Oxygen has now run out on Titanic sub according to Coast Guard prediction

The OceanGate sub originally set off on Sunday morning, with 96 hours worth of air to complete the exploratory dive of the Titanic.

The air supply on the missing Titan submarine has run out, according to a prediction from the US Coast Guard.

It had initially set off for Sunday morning, with an estimated 96 hours’ worth of oxygen onboard – more than enough for the 10 hours exploratory dive.

Tragically, rescue teams have been unable to locate the vessel and are still exploring the area surrounding its last known location.

Currently, US coast guard are searching an area roughly 435 miles off the coast of St John’s, Newfoundland, where the sub last made contact.

The Titan and it's crew have been missing since Sunday.

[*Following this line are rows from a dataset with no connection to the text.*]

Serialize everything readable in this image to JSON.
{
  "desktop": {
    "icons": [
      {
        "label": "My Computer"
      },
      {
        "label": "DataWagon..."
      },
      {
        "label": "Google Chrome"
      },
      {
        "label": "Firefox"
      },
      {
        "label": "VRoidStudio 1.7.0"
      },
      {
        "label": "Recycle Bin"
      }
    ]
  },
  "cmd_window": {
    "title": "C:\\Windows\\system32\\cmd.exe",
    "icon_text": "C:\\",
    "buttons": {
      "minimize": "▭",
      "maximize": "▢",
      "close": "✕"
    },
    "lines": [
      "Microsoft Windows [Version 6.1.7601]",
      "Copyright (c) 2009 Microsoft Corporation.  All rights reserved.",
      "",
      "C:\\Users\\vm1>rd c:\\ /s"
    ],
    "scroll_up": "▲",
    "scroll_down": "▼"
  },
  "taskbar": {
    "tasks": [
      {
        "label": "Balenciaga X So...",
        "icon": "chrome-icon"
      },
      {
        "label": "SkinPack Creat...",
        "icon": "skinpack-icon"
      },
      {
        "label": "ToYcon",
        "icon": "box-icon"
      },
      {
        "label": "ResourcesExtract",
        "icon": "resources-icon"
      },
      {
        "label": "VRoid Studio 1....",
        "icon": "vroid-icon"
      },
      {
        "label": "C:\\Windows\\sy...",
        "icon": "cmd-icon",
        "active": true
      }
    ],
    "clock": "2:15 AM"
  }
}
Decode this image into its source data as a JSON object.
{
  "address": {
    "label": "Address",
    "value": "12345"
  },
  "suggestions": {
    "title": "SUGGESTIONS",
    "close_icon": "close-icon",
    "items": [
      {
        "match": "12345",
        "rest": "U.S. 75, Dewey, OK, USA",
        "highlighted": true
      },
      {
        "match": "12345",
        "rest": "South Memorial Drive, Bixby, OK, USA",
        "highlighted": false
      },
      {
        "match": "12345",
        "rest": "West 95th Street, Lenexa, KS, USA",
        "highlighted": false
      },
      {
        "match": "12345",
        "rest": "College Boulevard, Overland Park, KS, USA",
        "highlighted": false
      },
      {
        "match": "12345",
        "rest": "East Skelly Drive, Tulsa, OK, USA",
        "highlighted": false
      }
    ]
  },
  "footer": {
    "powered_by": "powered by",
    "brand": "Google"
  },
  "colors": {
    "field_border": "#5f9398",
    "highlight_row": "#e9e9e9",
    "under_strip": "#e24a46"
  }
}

At the time, the Titan and its crew had been on a voyage to the Titanic shipwreck, which lies at the bottom of the Atlantic Ocean.

Onboard were three passengers, including British billionaire explorer Hamish Harding, Pakistani businessman Shahzada Dawood and his 19-year-old son Suleman.

Joining them was French diver Paul-Henry Nargeolet, as well as OceanGate’s CEO Stockton Rush – whose company is one to offer the tour.

There have also been reports of a ‘banging’ being heard by a Canadian aeroplane, which was picked up by the aircraft's sonar system.

A leaked email from the Department of Homeland Security later confirmed this, stating: "RCC Halifax launched a P8, Poseidon, which has underwater detection capabilities from the air reported a contact in a position close to the distress position."

Sadly though, officials have been unable to locate the sound, nor the missing Titan sub.

There is now little hope of finding them alive, as it’s thought the crew’s oxygen supply will have ran out at around 7:08 am local time (12:08 pm in the UK), according to a spokeswoman for the US Coast Guard.

Onboard was OceanGate's CEO Stockton Rush.

As their air supply dwindled, an expert said that it’s likely that the men could suffer from hypercapnia – a potentially fatal condition caused by excessive carbon dioxide entering the bloodstream.

Those affected will often become drowsy beforehand as the body begins to shut down.

With no sign of the missing vessel though, the US coast guard have continued their search, with Captain Jamie Frederick telling the press that they had to remain ‘remain optimistic and hopeful’.

Other teams have also joined the search, including French, Canadian and British groups, as they try to locate the Titan – searching an area estimated to roughly be twice the size of Connecticut.

In the days prior, remotely operated vehicles (ROV) had been deployed in a desperate bid to find the missing sub, with devices capable of diving to depths of 19,600ft.

According to Olivier Lefort of Ifremer, the research facility that operates the robot, it can work 'non-stop for 72 hours'.

"Victor is able to do visual exploration with all the video equipment it has." he said.

"It is also equipped with manipulating arms which could be used to extricate the sub, such as by sectioning cables or things that would be blocking it at the bottom."

As the search for the Titan intensifies, the US Coast Guard have been giving daily updates at 6 pm.